Ok everyone...brace yourselves!!
Good afternoon to all of you from a very chilly and windy London!
I have just been reading the thread on divorce, I guess, trying to get some clarity and/or guidance on the subject - which is very close to my heart at the moment. I have read and re-read Jesus' teachings in Mark 10, and listened to the sermon at church, and talked with the vicar, whom I get along with and like very much. He has been a great friend to both myself and my kids.
I am 34 years old, currently seperated from my husband, Max, whom I love very much. He left the family home back in July, but we agreed not to apply for a divorce. I will try briefly to explain the reasons for this as I go on.
I was first married when I was 20, and my dad had to give consent to the marriage! My husband and I had a great time, the marriage was based on a mutual love of booze! Then I got pregnant with our son, so the boozing stopped on my part. I guess I had to grow up! After a difficult pregnancy, we were blessed with a baby boy, called Richard (now a big boy of 12yrs!) My husband's interest in other women increased, and after two affairs that I knew of and a sexual assault on a babysitter, I moved out with Richard and divorced him.
I then met my second husband, Roy. He was a lot older than me, had custody of his four children and had also divorced due to his wife's adultery. I fell head over heels in love with him, and we were married within a year. I thought he was my true soulmate. However, the violence and verbal abuse escalated over 3 1/2 years, I suffered many injuries including broken fingers, I was set on fire and repeatedly sexually and psychologically assaulted. Naturally, I lost custody of my son, I couldn't even protect myself, let alone a child.
I turned to drugs then, and, thank the lord, I became pregnant with my daughter, although it was a very, very bad idea at the time. I got sober (the lord touched my life then, for sure) but the assaults continued, and he even pointed a gun at my stomach when I was 7 months pregnant. I had finally had enough when he refused to let me breastfeed the baby in the night and threatened to 'punch her lights out'. He told me that if I ever left, he would letter-bomb my parents' house and find me and kill me. Now, I wholeheartedly believe in the sacred state of marriage, and he had comitted no adultery, but I still feel guilty about the divorce and my subsequent remarriage in 2003. Surely, in The Lord's eyes, I could not be expected to live like that, and condemn my daughter to that life too? These days, I have a great relationship with my son, although I didn't see him for a long time.
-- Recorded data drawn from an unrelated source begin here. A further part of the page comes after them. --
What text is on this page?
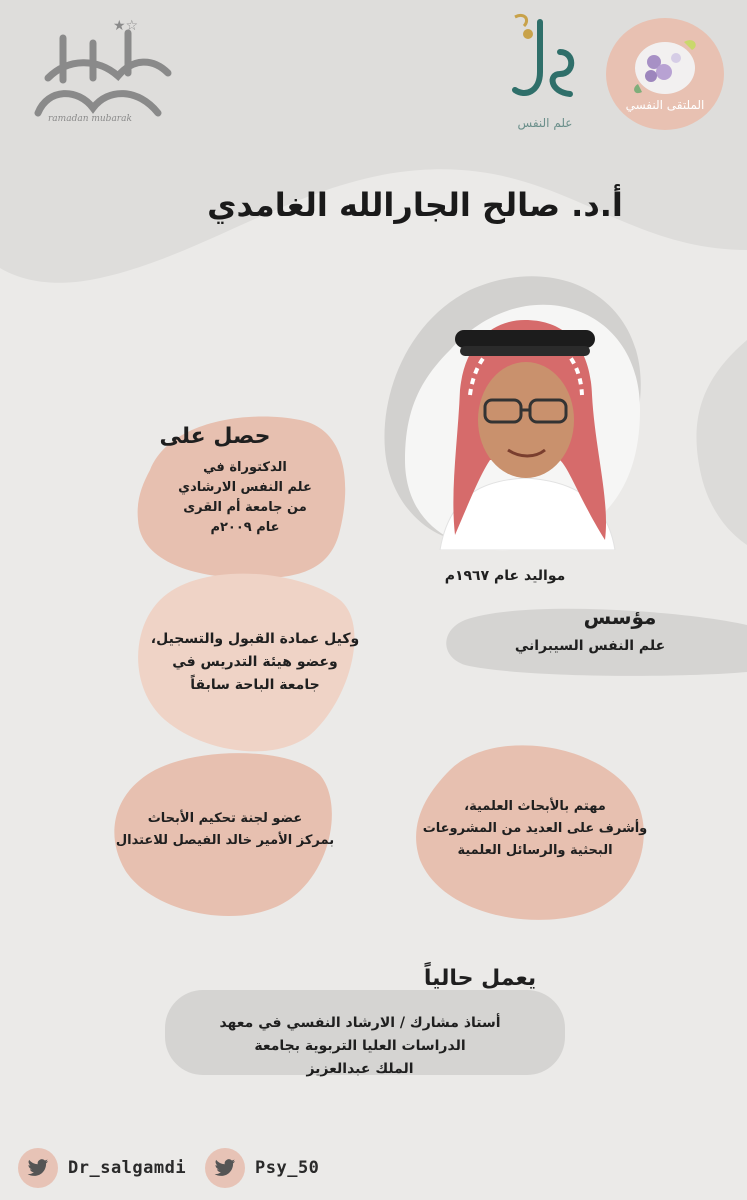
★☆
ramadan mubarak	علم النفس
الملتقى النفسي
أ.د. صالح الجارالله الغامدي
مواليد عام ١٩٦٧م
حصل على
الدكتوراة في
علم النفس الارشادي
من جامعة أم القرى
عام ٢٠٠٩م
وكيل عمادة القبول والتسجيل،
وعضو هيئة التدريس في
جامعة الباحة سابقاً
عضو لجنة تحكيم الأبحاث
بمركز الأمير خالد الفيصل للاعتدال
مؤسس
علم النفس السيبراني
مهتم بالأبحاث العلمية،
وأشرف على العديد من المشروعات
البحثية والرسائل العلمية
يعمل حالياً
أستاذ مشارك / الارشاد النفسي في معهد
الدراسات العليا التربوية بجامعة
الملك عبدالعزيز
Dr_salgamdi	Psy_50
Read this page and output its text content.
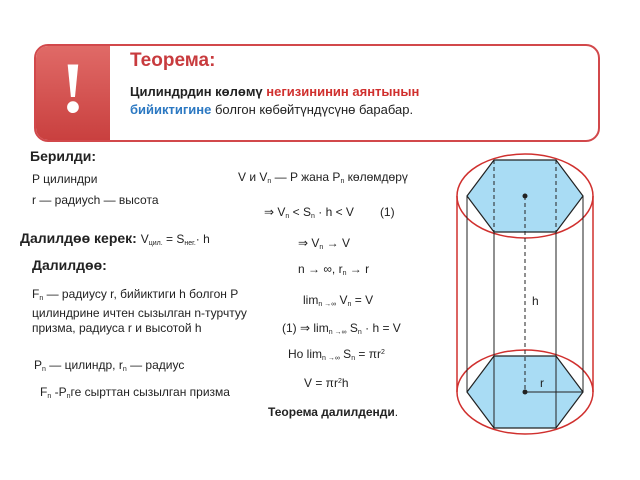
!	Теорема:
Цилиндрдин көлөмү негизининин аянтынын
бийиктигине болгон көбөйтүндүсүнө барабар.
Берилди:
P цилиндри
r — радиусh — высота
Далилдөө керек: $V_{цил.} = S_{нег.}\cdot h$
Далилдөө:
$F_n$ — радиусу r, бийиктиги h болгон P цилиндрине ичтен сызылган n-турчтуу призма, радиуса r и высотой h
$P_n$ — цилиндр, $r_n$ — радиус
$F_n$ $-P_nге$ сырттан сызылган призма
V и $V_n$ — P жана $P_n$ көлөмдөрү
⇒ $V_n < S_n \cdot h < V$ (1)
⇒ $V_n \to V$
n → ∞, $r_n \to r$
$\lim_{n \to\infty} V_n = V$
(1) ⇒ $\lim_{n \to\infty} S_n \cdot h = V$
Но $\lim_{n \to\infty} S_n = \pi r^2$
$V = \pi r^2h$
Теорема далилденди.
h
r
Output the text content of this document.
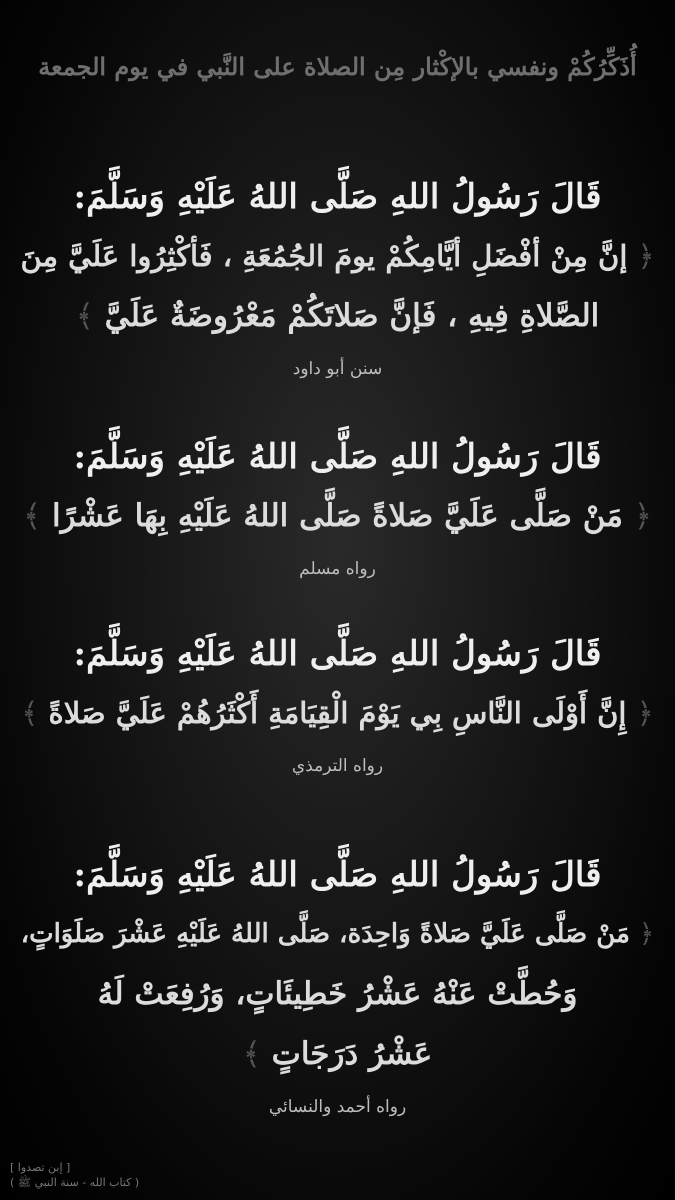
أُذَكِّرُكُمْ ونفسي بالإكْثار مِن الصلاة على النَّبي في يوم الجمعة
قَالَ رَسُولُ اللهِ صَلَّى اللهُ عَلَيْهِ وَسَلَّمَ:
﴿ إنَّ مِنْ أفْضَلِ أيَّامِكُمْ يومَ الجُمُعَةِ ، فَأكْثِرُوا عَلَيَّ مِنَ
الصَّلاةِ فِيهِ ، فَإنَّ صَلاتَكُمْ مَعْرُوضَةٌ عَلَيَّ ﴾
سنن أبو داود
قَالَ رَسُولُ اللهِ صَلَّى اللهُ عَلَيْهِ وَسَلَّمَ:
﴿ مَنْ صَلَّى عَلَيَّ صَلاةً صَلَّى اللهُ عَلَيْهِ بِهَا عَشْرًا ﴾
رواه مسلم
قَالَ رَسُولُ اللهِ صَلَّى اللهُ عَلَيْهِ وَسَلَّمَ:
﴿ إِنَّ أَوْلَى النَّاسِ بِي يَوْمَ الْقِيَامَةِ أَكْثَرُهُمْ عَلَيَّ صَلاةً ﴾
رواه الترمذي
قَالَ رَسُولُ اللهِ صَلَّى اللهُ عَلَيْهِ وَسَلَّمَ:
﴿ مَنْ صَلَّى عَلَيَّ صَلاةً وَاحِدَة، صَلَّى اللهُ عَلَيْهِ عَشْرَ صَلَوَاتٍ،
وَحُطَّتْ عَنْهُ عَشْرُ خَطِيئَاتٍ، وَرُفِعَتْ لَهُ
عَشْرُ دَرَجَاتٍ ﴾
رواه أحمد والنسائي
[ إبن تصدوا ]
( كتاب الله - سنة النبي ﷺ )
I moved from my native Manchester with my baby daughter 250 miles away, five years ago. It was a good move! I immediately joined a church and began searching for Christ...I can truly say that He found me five years later and I became a true believer. I talk to God all the time (He must be sick of me whining!! ) But I feel 'stained' by my divorces, and my current seperation - my husband was getting very moody, shouting a lot and we never saw him. He made me feel inferior to other, more attractive women. He never, ever had time for us. I'll be honest - I just wasn't prepared to live like that again, not at all, ever! And he didn't like my son. I became a Christian after he left, and it's the best thing I ever did - I feel real peace, something I never knew before. I have asked for forgiveness for my own actions, and I forgive the actions of my first two husbands. But I don't know - am I 'damaged goods' in the sight of the Lord?
My daughter was baptised in September last year, I felt I had to come clean with the minister about my past. My husband was too busy racing boats to come at stand at our side during the ceremony - he is the only dad she's ever known! Oh yes...and he is involved with the church of Scientology, his personal choice, and that's fine. But I want a Christian upbringing for my girl. There has already been some friction there!:lightning
So, I just don't know. I feel better getting it all out, and if Christ can forgive me, perhaps I should forgive myself...Anyway, thank you so much for listening, and God Bless all of you.